Washington, Aug 8: If Standard Poor’s downgrading of USA’s credit rating was bad news to many, then there is more in store as President Barack Obama’s former economic advisor believes that a new recession may just be lurking around the corner for American economy.
Lawrence Summers, the former economic advisor to US President Barack Obama, speaking with CNN in an interview said, “SP’s track record has been terrible, and as we have seen this weekend, its a arithmetic is worse. So, there’s nothing good to say about what they’ve done.”
He added, “But that’s not the large issue here. The large issue here is that the House majority played chicken with America’s credit worthiness, and America’s families are going to be the losers, losers in terms of higher interest rates on their mortgages, losers in terms of what this is going to mean for employment, that we’ve got critical economic problems.”
Insisting that the US now needs to find a balanced approach to make its way out of the economic mess, Summers said, “The critical economic problem of slow growth and lack of jobs, the critical economic problem of a long-run budget situation that needs to be adjusted and needs to be adjusted in a rational way, and we have to find balanced approached going forward. Balanced approaches to focus on the jobs deficit.”

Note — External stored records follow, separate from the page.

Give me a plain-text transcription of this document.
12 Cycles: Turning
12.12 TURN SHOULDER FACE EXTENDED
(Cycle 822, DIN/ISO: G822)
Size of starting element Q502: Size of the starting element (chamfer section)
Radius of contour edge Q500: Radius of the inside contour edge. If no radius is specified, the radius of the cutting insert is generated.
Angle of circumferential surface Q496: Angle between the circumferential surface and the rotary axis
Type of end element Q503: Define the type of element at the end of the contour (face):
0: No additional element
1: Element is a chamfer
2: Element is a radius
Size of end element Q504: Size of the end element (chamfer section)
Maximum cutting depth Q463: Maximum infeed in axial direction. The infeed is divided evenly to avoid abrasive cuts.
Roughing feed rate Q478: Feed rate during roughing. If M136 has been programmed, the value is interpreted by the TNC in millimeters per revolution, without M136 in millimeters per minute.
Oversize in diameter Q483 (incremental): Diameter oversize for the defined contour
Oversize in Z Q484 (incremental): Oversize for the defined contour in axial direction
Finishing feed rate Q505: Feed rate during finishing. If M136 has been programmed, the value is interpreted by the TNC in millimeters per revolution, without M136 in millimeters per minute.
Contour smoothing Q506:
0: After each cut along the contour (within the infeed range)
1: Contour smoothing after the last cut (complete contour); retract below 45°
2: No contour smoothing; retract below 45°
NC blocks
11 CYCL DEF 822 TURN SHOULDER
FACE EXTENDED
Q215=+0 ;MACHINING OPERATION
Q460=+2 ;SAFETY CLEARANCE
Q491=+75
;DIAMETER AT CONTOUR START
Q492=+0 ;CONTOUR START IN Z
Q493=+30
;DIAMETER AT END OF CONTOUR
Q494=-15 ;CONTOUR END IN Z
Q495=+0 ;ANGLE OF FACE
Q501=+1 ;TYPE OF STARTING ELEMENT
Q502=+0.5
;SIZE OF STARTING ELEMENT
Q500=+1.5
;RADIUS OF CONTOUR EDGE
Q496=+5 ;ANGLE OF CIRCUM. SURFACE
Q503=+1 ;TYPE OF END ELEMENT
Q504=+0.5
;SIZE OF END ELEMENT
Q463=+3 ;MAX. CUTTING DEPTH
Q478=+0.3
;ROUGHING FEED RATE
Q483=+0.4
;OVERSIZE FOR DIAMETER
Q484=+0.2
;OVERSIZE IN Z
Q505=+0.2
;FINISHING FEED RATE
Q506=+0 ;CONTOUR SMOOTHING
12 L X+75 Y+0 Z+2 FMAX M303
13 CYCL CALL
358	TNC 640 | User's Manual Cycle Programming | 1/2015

Despite all the gloom surrounding the debt situation in the US economy, Summers remains confident that the debts will be paid of. He said, “Look SP said to sell, Warren Buffett said to buy. That should tell you something about the quality of US bonds.”
And added, “At the same time, this happened because SP was seeing what most Americans are feeling, which is unhappiness with the solutions that are coming out of congress for critical economic problems.”
It can be recalled that S P on Aug 5, for the first time downgraded the US credit rating from AAA to AA+.